I had a friend called Dennis who died of AIDS in the late 1990’s, so when I researched the various charities who would help volunteers run, I decided to run (raise money) for a Los Angeles-based AIDS research group.

When the hundreds of us met for orientation, we were all asked to run three miles at our own pace. This I did, and found myself in a group of about twelve people from all different backgrounds and ages.

We met as strangers, but as time ran by, we became friends and all but one went on to finish the Honolulu Marathon of 2001.

Me.

As mentioned last week, I nearly popped my Achilles tendon and was forced to quit the training, but I did raise the required money for the group, so the main goal was achieved.

Oh... one other, small thing happened after I hurt myself and bailed out of the marathon, but continued running with the group. (I needed to figure out if I wanted to complete a marathon…)

One of our gang, Tracy, invited one of her friends for our Saturday group run.

This friend, Sylvia, ran with us for only three sessions.

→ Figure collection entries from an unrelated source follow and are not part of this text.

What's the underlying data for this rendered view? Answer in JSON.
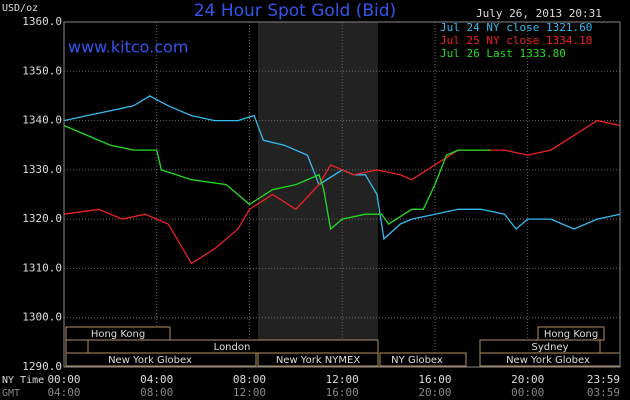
{
  "chart_data": {
    "type": "line",
    "title": "24 Hour Spot Gold (Bid)",
    "timestamp": "July 26, 2013 20:31",
    "source": "www.kitco.com",
    "y_label": "USD/oz",
    "x_label": "NY Time",
    "x2_label": "GMT",
    "xlim": [
      0,
      23.983
    ],
    "xticks": [
      {
        "value": 0,
        "label": "00:00"
      },
      {
        "value": 4,
        "label": "04:00"
      },
      {
        "value": 8,
        "label": "08:00"
      },
      {
        "value": 12,
        "label": "12:00"
      },
      {
        "value": 16,
        "label": "16:00"
      },
      {
        "value": 20,
        "label": "20:00"
      },
      {
        "value": 23.983,
        "label": "23:59"
      }
    ],
    "x2ticks": [
      {
        "value": 0,
        "label": "04:00"
      },
      {
        "value": 4,
        "label": "08:00"
      },
      {
        "value": 8,
        "label": "12:00"
      },
      {
        "value": 12,
        "label": "16:00"
      },
      {
        "value": 16,
        "label": "20:00"
      },
      {
        "value": 20,
        "label": "00:00"
      },
      {
        "value": 23.983,
        "label": "03:59"
      }
    ],
    "ylim": [
      1290,
      1360
    ],
    "yticks": [
      {
        "value": 1290,
        "label": "1290.0"
      },
      {
        "value": 1300,
        "label": "1300.0"
      },
      {
        "value": 1310,
        "label": "1310.0"
      },
      {
        "value": 1320,
        "label": "1320.0"
      },
      {
        "value": 1330,
        "label": "1330.0"
      },
      {
        "value": 1340,
        "label": "1340.0"
      },
      {
        "value": 1350,
        "label": "1350.0"
      },
      {
        "value": 1360,
        "label": "1360.0"
      }
    ],
    "grid": true,
    "series": [
      {
        "name": "Jul 24 NY close 1321.60",
        "color": "#33bbee",
        "x": [
          0,
          1,
          2,
          3,
          3.7,
          4.5,
          5.5,
          6.5,
          7.5,
          8.2,
          8.6,
          9.5,
          10.5,
          11,
          12,
          12.5,
          13,
          13.5,
          13.8,
          14.5,
          15,
          16,
          17,
          18,
          19,
          19.5,
          20,
          21,
          22,
          23,
          23.983
        ],
        "values": [
          1340,
          1341,
          1342,
          1343,
          1345,
          1343,
          1341,
          1340,
          1340,
          1341,
          1336,
          1335,
          1333,
          1327,
          1330,
          1329,
          1329,
          1325,
          1316,
          1319,
          1320,
          1321,
          1322,
          1322,
          1321,
          1318,
          1320,
          1320,
          1318,
          1320,
          1321
        ]
      },
      {
        "name": "Jul 25 NY close 1334.10",
        "color": "#ee2222",
        "x": [
          0,
          1.5,
          2.5,
          3.5,
          4.5,
          5.5,
          6.5,
          7.5,
          8,
          9,
          10,
          11,
          11.5,
          12.5,
          13.5,
          14.5,
          15,
          16,
          17,
          18,
          19,
          20,
          21,
          22,
          23,
          23.983
        ],
        "values": [
          1321,
          1322,
          1320,
          1321,
          1319,
          1311,
          1314,
          1318,
          1322,
          1325,
          1322,
          1327,
          1331,
          1329,
          1330,
          1329,
          1328,
          1331,
          1334,
          1334,
          1334,
          1333,
          1334,
          1337,
          1340,
          1339
        ]
      },
      {
        "name": "Jul 26 Last 1333.80",
        "color": "#22dd22",
        "x": [
          0,
          1,
          2,
          3,
          4,
          4.2,
          5.5,
          7,
          8,
          9,
          10,
          11,
          11.2,
          11.5,
          12,
          13,
          13.7,
          14,
          15,
          15.5,
          16,
          16.5,
          17,
          18,
          18.4
        ],
        "values": [
          1339,
          1337,
          1335,
          1334,
          1334,
          1330,
          1328,
          1327,
          1323,
          1326,
          1327,
          1329,
          1326,
          1318,
          1320,
          1321,
          1321,
          1319,
          1322,
          1322,
          1327,
          1333,
          1334,
          1334,
          1334
        ]
      }
    ]
  },
  "sessions": [
    "Hong Kong",
    "Hong Kong",
    "London",
    "Sydney",
    "New York Globex",
    "New York NYMEX",
    "NY Globex",
    "New York Globex"
  ]
}
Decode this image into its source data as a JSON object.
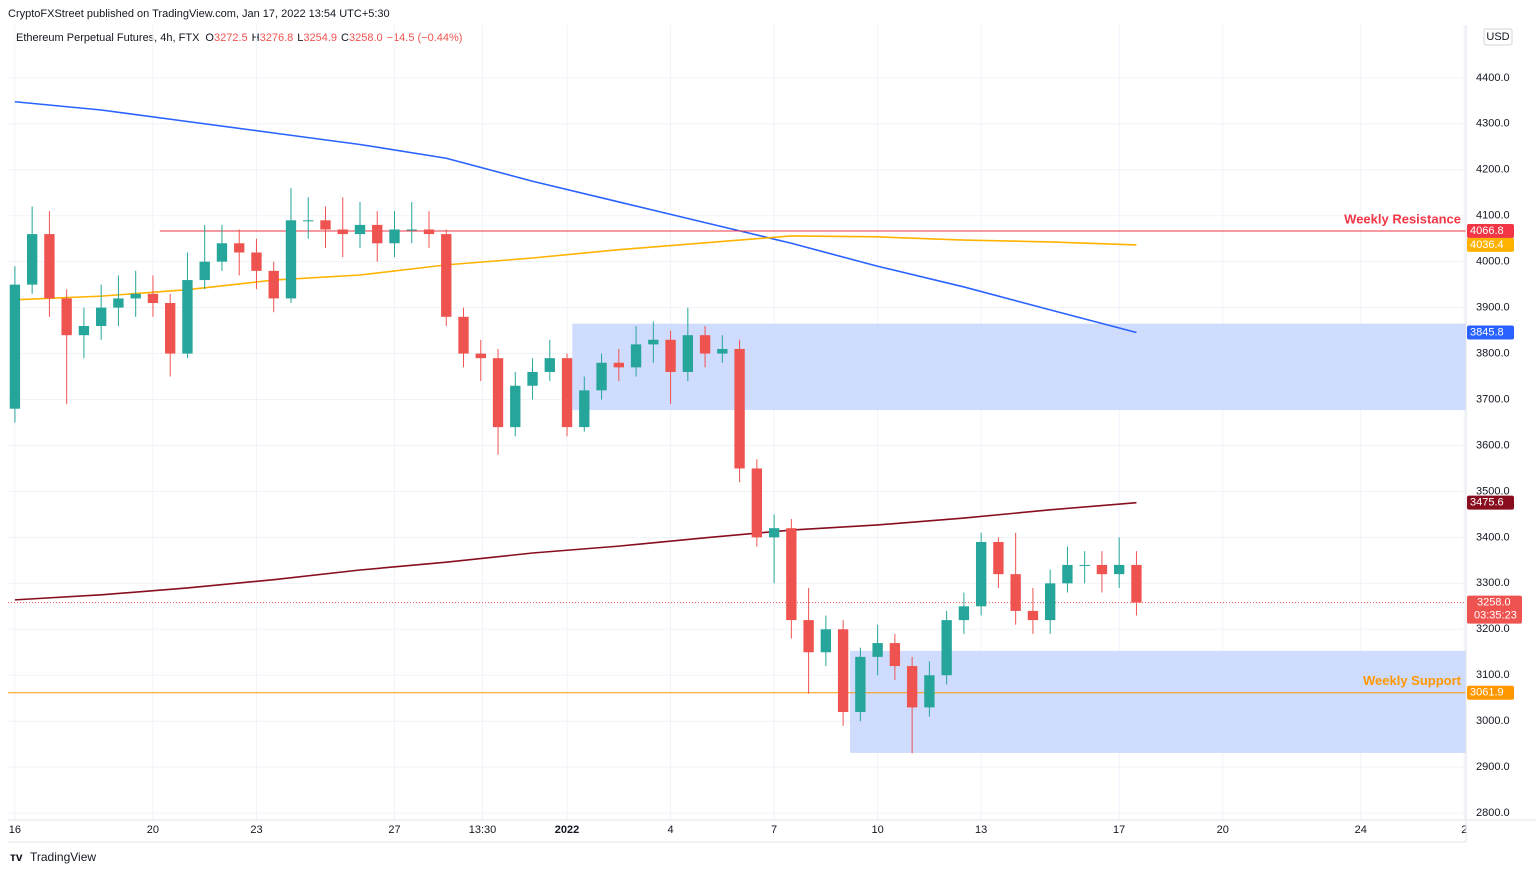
{
  "header": {
    "published": "CryptoFXStreet published on TradingView.com, Jan 17, 2022 13:54 UTC+5:30",
    "symbol": "Ethereum Perpetual Futures, 4h, FTX",
    "ohlc": [
      {
        "key": "O",
        "value": "3272.5"
      },
      {
        "key": "H",
        "value": "3276.8"
      },
      {
        "key": "L",
        "value": "3254.9"
      },
      {
        "key": "C",
        "value": "3258.0"
      }
    ],
    "change": "−14.5 (−0.44%)",
    "currency": "USD"
  },
  "footer": {
    "brand": "TradingView"
  },
  "chart_data": {
    "type": "candlestick",
    "categories": [
      null,
      null,
      null,
      null,
      null,
      null,
      null,
      null,
      null,
      null,
      null,
      null,
      null,
      null,
      null,
      null,
      null,
      null,
      null,
      null,
      null,
      null,
      null,
      null,
      null,
      null,
      null,
      null,
      null,
      null,
      null,
      null,
      null,
      null,
      null,
      null,
      null,
      null,
      null,
      null,
      null,
      null,
      null,
      null,
      null,
      null,
      null,
      null,
      null,
      null,
      null,
      null,
      null,
      null,
      null,
      null,
      null,
      null,
      null,
      null,
      null,
      null,
      null,
      null,
      null,
      null
    ],
    "open": [
      3680,
      3950,
      4060,
      3920,
      3840,
      3860,
      3900,
      3920,
      3930,
      3910,
      3800,
      3960,
      4000,
      4040,
      4020,
      3980,
      3920,
      4090,
      4090,
      4070,
      4060,
      4080,
      4040,
      4070,
      4070,
      4060,
      3880,
      3800,
      3790,
      3640,
      3730,
      3760,
      3790,
      3640,
      3720,
      3780,
      3770,
      3820,
      3830,
      3760,
      3840,
      3800,
      3810,
      3550,
      3400,
      3420,
      3220,
      3150,
      3200,
      3020,
      3140,
      3170,
      3120,
      3030,
      3100,
      3220,
      3250,
      3390,
      3320,
      3240,
      3220,
      3300,
      3340,
      3340,
      3320,
      3340
    ],
    "high": [
      3990,
      4120,
      4110,
      3940,
      3900,
      3950,
      3970,
      3980,
      3970,
      3930,
      4020,
      4080,
      4080,
      4070,
      4050,
      4000,
      4160,
      4140,
      4120,
      4140,
      4130,
      4110,
      4110,
      4130,
      4110,
      4070,
      3900,
      3830,
      3810,
      3760,
      3790,
      3830,
      3800,
      3750,
      3800,
      3810,
      3860,
      3870,
      3850,
      3900,
      3860,
      3840,
      3830,
      3570,
      3450,
      3440,
      3290,
      3230,
      3220,
      3160,
      3210,
      3190,
      3140,
      3130,
      3240,
      3280,
      3410,
      3400,
      3410,
      3290,
      3330,
      3380,
      3370,
      3370,
      3400,
      3370
    ],
    "low": [
      3650,
      3930,
      3880,
      3690,
      3790,
      3830,
      3860,
      3880,
      3880,
      3750,
      3790,
      3940,
      3980,
      3970,
      3940,
      3890,
      3910,
      4050,
      4030,
      4010,
      4030,
      4000,
      4010,
      4040,
      4030,
      3860,
      3770,
      3740,
      3580,
      3620,
      3700,
      3740,
      3620,
      3630,
      3700,
      3740,
      3750,
      3780,
      3690,
      3740,
      3770,
      3780,
      3520,
      3380,
      3300,
      3180,
      3060,
      3120,
      2990,
      3000,
      3100,
      3090,
      2930,
      3010,
      3080,
      3190,
      3230,
      3290,
      3210,
      3190,
      3190,
      3280,
      3300,
      3280,
      3290,
      3230
    ],
    "close": [
      3950,
      4060,
      3920,
      3840,
      3860,
      3900,
      3920,
      3930,
      3910,
      3800,
      3960,
      4000,
      4040,
      4020,
      3980,
      3920,
      4090,
      4090,
      4070,
      4060,
      4080,
      4040,
      4070,
      4070,
      4060,
      3880,
      3800,
      3790,
      3640,
      3730,
      3760,
      3790,
      3640,
      3720,
      3780,
      3770,
      3820,
      3830,
      3760,
      3840,
      3800,
      3810,
      3550,
      3400,
      3420,
      3220,
      3150,
      3200,
      3020,
      3140,
      3170,
      3120,
      3030,
      3100,
      3220,
      3250,
      3390,
      3320,
      3240,
      3220,
      3300,
      3340,
      3340,
      3320,
      3340,
      3258
    ],
    "up_color": "#26a69a",
    "down_color": "#ef5350",
    "series": [
      {
        "color": "#2962ff",
        "x": [
          0,
          5,
          10,
          15,
          20,
          25,
          30,
          35,
          40,
          45,
          50,
          55,
          60,
          65
        ],
        "values": [
          4348,
          4330,
          4305,
          4280,
          4255,
          4225,
          4175,
          4130,
          4085,
          4040,
          3990,
          3945,
          3895,
          3845.8
        ],
        "end_label": "3845.8"
      },
      {
        "color": "#ffb300",
        "x": [
          0,
          5,
          10,
          15,
          20,
          25,
          30,
          35,
          40,
          45,
          50,
          55,
          60,
          65
        ],
        "values": [
          3917,
          3925,
          3939,
          3960,
          3971,
          3993,
          4008,
          4026,
          4041,
          4056,
          4054,
          4047,
          4043,
          4036.4
        ],
        "end_label": "4036.4"
      },
      {
        "color": "#880e1f",
        "x": [
          0,
          5,
          10,
          15,
          20,
          25,
          30,
          35,
          40,
          45,
          50,
          55,
          60,
          65
        ],
        "values": [
          3264,
          3275,
          3290,
          3308,
          3329,
          3346,
          3366,
          3381,
          3399,
          3416,
          3427,
          3442,
          3460,
          3475.6
        ],
        "end_label": "3475.6"
      }
    ],
    "levels": [
      {
        "name": "Weekly Resistance",
        "value": 4066.8,
        "label": "4066.8",
        "color": "#f23645",
        "x_start": 8.4
      },
      {
        "name": "Weekly Support",
        "value": 3061.9,
        "label": "3061.9",
        "color": "#ff9800",
        "x_start": -0.4
      }
    ],
    "zones": [
      {
        "ylim": [
          3677,
          3865
        ],
        "x_start": 32.3
      },
      {
        "ylim": [
          2931,
          3153
        ],
        "x_start": 48.4
      }
    ],
    "last_price": {
      "value": 3258,
      "label": "3258.0",
      "countdown": "03:35:23",
      "color": "#ef5350"
    },
    "xlim": [
      -0.4,
      84.1
    ],
    "ylim": [
      2785,
      4515
    ],
    "xticks": [
      {
        "value": 0,
        "label": "16"
      },
      {
        "value": 8,
        "label": "20"
      },
      {
        "value": 14,
        "label": "23"
      },
      {
        "value": 22,
        "label": "27"
      },
      {
        "value": 27.1,
        "label": "13:30"
      },
      {
        "value": 32,
        "label": "2022"
      },
      {
        "value": 38,
        "label": "4"
      },
      {
        "value": 44,
        "label": "7"
      },
      {
        "value": 50,
        "label": "10"
      },
      {
        "value": 56,
        "label": "13"
      },
      {
        "value": 64,
        "label": "17"
      },
      {
        "value": 70,
        "label": "20"
      },
      {
        "value": 78,
        "label": "24"
      },
      {
        "value": 84,
        "label": "2"
      }
    ],
    "yticks": [
      {
        "value": 2800,
        "label": "2800.0"
      },
      {
        "value": 2900,
        "label": "2900.0"
      },
      {
        "value": 3000,
        "label": "3000.0"
      },
      {
        "value": 3100,
        "label": "3100.0"
      },
      {
        "value": 3200,
        "label": "3200.0"
      },
      {
        "value": 3300,
        "label": "3300.0"
      },
      {
        "value": 3400,
        "label": "3400.0"
      },
      {
        "value": 3500,
        "label": "3500.0"
      },
      {
        "value": 3600,
        "label": "3600.0"
      },
      {
        "value": 3700,
        "label": "3700.0"
      },
      {
        "value": 3800,
        "label": "3800.0"
      },
      {
        "value": 3900,
        "label": "3900.0"
      },
      {
        "value": 4000,
        "label": "4000.0"
      },
      {
        "value": 4100,
        "label": "4100.0"
      },
      {
        "value": 4200,
        "label": "4200.0"
      },
      {
        "value": 4300,
        "label": "4300.0"
      },
      {
        "value": 4400,
        "label": "4400.0"
      }
    ],
    "grid": true
  }
}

On the last Saturday, she asked if I wanted to go on a blind date with one of her friends (who liked Irish accents…)

Why not, sounds like fun, and it’s only a blind date, right?

 Sure J

The blind date in Long Beach, Calif., turned into courtship and nearly eleven years later, my wife and I are married more than eight years… and what happened to Sylvia?


Happily married herself, she was the U.S. Army doctor in charge of discharging our third son after he was born here in Honolulu.


Yo, Papa... Your head is so shiny, I need shades!